Cadence and power output seem to affect asymmetry values. Endurance and tempo rides resulted in a higher asymmetry values compared to rides at a higher cadence and power output1 7. The reason for this and whether it also affects efficiency remains unknown.

Optimal cadence for cyclists

According to older studies the optimal cadence, in terms of efficiency was shaped like an inverted U. Peak efficiency occurred at 50-60 rpm. The tests used for these studies were relatively short (<10 min), and power output was constant and low (±125 Watts). The preferred cadence used by Pro cyclists is much higher. They perform near the limit of efficiency and have adopted cadences that are likely optimal given their individual characteristics.

More recent studies attempted to address some of the problems of the older studies, and found that the optimal cadence in terms of efficiency was 80 rpm with only minor decrements at 100 rpm3 4. Another study found that gross efficiency was similar for 80 rpm, 100 rpm, and 120 rpm at intensities below threshold. At power outputs above threshold performance was impaired at a cadence of 120 rpm compared to 80 rpm and 100 rpm6. At realistic power outputs it seems that optimal efficiency and performance can be achieved at cadences between 80 rpm en 100 rpm.

Find your own optimal cadence

Cadence selection is different among riders for several reasons including the type of event, power output, maximizing comfort, and minimizing fatigue. When you have a power meter it is possible to find your optimal cadence by testing yourself at three different cadences. In one training you could do three short intervals (e.g. 5 or 10 minutes with enough rest between them) at a freely chosen cadence, 10 rpm below your freely chosen cadence, and 10 rpm above your freely chosen cadence. Afterwards you can compare the intervals and see which interval is more economical. You could do this with several intervals in one training (e.g. 1 min 5 min , and 10 min) and repeat them one and two weeks later at different cadences. It is important to keep the condition during each test the same.
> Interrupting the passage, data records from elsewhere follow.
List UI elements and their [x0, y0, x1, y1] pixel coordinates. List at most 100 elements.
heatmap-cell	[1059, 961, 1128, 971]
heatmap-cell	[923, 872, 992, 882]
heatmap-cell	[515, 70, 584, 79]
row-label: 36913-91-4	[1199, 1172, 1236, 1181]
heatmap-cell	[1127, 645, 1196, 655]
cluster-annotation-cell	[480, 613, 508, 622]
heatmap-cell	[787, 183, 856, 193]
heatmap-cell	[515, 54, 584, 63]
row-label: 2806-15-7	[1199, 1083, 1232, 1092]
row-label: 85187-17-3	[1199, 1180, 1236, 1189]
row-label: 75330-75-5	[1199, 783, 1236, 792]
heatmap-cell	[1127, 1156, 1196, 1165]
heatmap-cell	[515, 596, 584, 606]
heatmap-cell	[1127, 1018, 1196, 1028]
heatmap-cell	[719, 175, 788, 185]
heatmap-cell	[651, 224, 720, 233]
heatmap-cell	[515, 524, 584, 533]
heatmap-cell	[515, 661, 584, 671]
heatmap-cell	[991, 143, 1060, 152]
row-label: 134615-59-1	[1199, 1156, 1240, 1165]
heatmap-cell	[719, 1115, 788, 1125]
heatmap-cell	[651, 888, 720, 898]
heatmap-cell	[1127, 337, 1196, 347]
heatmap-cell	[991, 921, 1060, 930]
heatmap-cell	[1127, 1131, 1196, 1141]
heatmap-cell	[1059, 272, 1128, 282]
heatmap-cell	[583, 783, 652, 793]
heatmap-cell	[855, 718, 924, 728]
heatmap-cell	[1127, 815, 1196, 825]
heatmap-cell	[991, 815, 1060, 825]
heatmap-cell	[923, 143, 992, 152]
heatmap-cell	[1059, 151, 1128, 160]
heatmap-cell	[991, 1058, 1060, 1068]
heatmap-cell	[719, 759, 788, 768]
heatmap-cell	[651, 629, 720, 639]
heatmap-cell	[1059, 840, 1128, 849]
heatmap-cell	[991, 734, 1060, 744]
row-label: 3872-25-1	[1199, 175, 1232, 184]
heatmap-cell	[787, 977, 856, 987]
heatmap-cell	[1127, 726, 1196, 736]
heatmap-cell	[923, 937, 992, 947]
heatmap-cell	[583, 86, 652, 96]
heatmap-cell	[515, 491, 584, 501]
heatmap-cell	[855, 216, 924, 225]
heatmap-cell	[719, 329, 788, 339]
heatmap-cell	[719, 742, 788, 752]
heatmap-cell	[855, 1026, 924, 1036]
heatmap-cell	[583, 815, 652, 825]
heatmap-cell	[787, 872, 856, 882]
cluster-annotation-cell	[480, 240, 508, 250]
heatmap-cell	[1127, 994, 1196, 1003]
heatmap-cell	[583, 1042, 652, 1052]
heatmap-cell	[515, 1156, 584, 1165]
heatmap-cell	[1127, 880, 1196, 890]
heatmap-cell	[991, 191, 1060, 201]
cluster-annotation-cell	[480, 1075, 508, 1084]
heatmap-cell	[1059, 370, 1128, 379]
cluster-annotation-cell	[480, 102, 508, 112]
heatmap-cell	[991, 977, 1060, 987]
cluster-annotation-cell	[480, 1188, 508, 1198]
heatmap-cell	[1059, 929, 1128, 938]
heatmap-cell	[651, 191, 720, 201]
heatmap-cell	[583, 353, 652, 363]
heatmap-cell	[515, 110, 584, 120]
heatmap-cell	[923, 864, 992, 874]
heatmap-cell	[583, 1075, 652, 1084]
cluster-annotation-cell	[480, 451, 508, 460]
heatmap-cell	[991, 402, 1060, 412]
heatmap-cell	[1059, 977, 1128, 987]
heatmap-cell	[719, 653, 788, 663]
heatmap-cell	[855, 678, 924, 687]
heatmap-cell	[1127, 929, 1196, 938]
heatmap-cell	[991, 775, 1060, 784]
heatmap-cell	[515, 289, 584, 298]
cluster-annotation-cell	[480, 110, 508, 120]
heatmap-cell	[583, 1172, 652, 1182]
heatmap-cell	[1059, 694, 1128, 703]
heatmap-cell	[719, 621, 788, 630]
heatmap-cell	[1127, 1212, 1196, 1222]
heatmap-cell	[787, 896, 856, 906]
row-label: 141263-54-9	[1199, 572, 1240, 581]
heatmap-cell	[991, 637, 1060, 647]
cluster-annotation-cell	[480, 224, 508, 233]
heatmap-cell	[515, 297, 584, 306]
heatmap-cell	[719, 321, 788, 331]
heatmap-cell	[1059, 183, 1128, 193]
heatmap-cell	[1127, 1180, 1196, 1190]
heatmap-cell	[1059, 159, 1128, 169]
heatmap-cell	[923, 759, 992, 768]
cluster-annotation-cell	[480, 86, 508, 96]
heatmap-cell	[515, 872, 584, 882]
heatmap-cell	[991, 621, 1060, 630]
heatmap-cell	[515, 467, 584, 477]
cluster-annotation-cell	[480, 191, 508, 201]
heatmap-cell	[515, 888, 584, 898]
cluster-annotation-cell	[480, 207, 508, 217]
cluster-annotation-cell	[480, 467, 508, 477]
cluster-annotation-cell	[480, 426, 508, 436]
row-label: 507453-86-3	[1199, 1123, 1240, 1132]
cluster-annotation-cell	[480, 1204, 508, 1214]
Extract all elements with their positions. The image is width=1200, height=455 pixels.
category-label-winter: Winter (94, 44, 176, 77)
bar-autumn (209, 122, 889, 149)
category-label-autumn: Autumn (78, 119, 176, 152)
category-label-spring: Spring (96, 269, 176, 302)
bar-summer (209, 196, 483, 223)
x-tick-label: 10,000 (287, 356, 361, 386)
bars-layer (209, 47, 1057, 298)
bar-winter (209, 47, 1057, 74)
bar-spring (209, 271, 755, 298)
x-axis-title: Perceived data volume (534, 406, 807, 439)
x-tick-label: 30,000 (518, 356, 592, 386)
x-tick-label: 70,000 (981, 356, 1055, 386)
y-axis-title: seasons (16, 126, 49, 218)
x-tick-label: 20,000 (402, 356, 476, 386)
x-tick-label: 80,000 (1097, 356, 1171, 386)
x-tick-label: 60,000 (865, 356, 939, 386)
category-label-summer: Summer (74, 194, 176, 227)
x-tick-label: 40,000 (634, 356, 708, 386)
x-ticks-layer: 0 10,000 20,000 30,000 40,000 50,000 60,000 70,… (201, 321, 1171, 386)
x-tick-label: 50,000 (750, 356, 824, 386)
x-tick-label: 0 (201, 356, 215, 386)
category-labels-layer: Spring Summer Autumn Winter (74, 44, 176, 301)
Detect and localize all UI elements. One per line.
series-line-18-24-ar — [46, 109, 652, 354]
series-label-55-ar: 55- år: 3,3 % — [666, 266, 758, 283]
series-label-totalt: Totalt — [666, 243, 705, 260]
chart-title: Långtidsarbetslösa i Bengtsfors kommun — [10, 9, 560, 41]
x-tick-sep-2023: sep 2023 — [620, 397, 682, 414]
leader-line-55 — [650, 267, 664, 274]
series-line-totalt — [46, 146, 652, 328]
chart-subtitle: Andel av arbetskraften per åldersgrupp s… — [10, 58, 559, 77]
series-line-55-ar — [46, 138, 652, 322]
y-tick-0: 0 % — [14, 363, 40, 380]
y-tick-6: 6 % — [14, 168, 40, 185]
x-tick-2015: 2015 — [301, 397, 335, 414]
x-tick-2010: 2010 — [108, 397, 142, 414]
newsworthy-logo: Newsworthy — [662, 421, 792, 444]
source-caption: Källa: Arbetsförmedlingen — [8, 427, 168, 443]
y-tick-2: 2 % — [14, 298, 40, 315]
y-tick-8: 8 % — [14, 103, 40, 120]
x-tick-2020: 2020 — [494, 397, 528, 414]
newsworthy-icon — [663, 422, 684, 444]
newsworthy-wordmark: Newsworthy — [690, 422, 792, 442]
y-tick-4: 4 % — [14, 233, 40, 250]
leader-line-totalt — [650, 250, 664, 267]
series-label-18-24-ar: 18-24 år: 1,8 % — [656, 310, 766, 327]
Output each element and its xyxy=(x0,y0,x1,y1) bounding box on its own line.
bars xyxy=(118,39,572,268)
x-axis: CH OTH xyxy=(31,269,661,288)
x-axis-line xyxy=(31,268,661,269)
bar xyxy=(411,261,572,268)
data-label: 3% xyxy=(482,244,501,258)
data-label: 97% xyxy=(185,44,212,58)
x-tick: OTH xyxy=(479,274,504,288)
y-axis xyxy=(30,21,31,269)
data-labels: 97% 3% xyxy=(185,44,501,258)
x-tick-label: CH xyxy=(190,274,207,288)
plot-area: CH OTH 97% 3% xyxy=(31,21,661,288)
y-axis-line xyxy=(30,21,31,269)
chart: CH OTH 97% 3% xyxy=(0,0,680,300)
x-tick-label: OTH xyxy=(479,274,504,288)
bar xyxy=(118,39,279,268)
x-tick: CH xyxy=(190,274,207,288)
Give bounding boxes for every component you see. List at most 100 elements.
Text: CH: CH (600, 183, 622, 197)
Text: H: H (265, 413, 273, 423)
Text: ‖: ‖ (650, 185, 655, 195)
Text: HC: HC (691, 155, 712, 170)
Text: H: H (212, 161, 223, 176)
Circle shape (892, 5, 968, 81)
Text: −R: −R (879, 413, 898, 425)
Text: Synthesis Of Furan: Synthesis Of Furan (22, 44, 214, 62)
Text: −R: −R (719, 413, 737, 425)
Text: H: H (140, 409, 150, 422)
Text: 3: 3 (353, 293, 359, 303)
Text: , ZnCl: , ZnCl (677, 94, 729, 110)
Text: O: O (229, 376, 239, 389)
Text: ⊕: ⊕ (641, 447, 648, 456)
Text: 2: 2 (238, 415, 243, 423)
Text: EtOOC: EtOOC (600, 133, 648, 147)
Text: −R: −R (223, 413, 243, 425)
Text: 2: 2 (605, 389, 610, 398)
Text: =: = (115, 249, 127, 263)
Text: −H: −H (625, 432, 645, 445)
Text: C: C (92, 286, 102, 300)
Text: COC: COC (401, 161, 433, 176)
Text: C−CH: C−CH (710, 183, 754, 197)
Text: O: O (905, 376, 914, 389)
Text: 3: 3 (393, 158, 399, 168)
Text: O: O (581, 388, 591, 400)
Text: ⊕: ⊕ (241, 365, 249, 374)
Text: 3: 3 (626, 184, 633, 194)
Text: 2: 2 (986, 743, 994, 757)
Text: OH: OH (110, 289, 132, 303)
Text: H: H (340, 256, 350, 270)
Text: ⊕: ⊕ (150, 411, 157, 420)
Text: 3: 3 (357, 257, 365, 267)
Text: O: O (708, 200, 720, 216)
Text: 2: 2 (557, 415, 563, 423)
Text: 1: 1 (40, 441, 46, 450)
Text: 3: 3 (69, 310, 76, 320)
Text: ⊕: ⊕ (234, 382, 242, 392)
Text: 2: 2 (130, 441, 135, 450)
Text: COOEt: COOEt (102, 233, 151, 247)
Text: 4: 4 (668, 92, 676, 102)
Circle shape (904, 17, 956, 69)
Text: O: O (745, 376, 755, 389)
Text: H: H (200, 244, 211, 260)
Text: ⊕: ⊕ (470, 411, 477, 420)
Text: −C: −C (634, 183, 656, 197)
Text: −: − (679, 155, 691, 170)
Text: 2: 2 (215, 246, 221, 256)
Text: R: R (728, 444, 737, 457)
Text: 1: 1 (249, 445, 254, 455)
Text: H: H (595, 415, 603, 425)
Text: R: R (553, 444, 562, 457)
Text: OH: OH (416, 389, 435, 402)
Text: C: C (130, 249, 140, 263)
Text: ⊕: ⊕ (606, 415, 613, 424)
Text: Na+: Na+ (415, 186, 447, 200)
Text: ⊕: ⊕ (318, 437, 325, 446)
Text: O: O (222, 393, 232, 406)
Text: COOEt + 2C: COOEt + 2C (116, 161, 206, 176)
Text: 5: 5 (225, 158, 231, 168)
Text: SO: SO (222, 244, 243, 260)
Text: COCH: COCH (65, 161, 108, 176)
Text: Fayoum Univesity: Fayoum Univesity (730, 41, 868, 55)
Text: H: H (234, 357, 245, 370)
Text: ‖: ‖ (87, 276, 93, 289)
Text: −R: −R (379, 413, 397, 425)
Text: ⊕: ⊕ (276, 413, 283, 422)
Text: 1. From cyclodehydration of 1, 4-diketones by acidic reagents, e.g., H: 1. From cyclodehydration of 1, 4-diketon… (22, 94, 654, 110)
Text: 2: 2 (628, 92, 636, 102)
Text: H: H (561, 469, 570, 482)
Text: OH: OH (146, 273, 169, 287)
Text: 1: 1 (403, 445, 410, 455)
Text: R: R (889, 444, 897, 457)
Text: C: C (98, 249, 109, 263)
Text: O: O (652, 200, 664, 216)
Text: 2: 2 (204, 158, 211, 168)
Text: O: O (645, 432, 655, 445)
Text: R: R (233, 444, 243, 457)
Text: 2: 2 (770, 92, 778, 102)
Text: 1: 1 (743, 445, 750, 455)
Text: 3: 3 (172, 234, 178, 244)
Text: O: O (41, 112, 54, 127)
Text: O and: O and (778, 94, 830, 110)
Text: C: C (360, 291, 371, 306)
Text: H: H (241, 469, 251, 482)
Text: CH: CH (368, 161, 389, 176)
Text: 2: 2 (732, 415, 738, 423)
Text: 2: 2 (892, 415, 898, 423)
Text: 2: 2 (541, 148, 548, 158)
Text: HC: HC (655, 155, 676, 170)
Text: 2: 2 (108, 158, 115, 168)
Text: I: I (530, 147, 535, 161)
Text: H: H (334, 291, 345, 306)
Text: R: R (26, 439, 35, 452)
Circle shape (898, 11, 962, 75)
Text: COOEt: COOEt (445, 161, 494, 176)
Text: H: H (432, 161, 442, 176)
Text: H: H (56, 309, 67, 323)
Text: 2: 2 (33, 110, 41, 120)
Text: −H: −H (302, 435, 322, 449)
1. Carpes, F. P., Rossato, M., Faria, I., & Bolli Mota, C. (2007). Effect of pedaling technique on muscle activity and cycling efficiency. Journal of Sports Medicine and Physical Fitness, 47:51-57.

2. Daly, D. J., & Cavanagh, P. R. (1976). Asymmetry in bicycle ergometer pedaling. Medicine and Science in Sports, 8:204-208.

3. Foss, O., & Hallen, J. (2004). The most economical cadence increases with increasing workload. European Journal of Applied Physiology, 92:443-51.

4. Foss, O., & Hallen, J. (2005). Cadence and performance in elite cyclists. European Journal of Applied Physiology, 93:453-62.

5. Millet, G. P., Tronche, C., Fuster, N., & Candau, R. (2002). Level ground and uphill cycling efficiency in seated and standing positions. Medicine and Science in Sports and Exercise, 34:1645-52.

6. Mora-Rodriguez, R., & Aguado-Jiminez, R. (2006). Performance at high pedaling cadences in well-trained cyclists. Medicine and Science in Sports and Exercise, 38:953-957.

7. Smak, W., Neptune, R. R., & Hull, M. L. (1999). The influence of pedaling rate on bilateral asymmetry in cycling. Journal of Biomechanics, 32:899-906.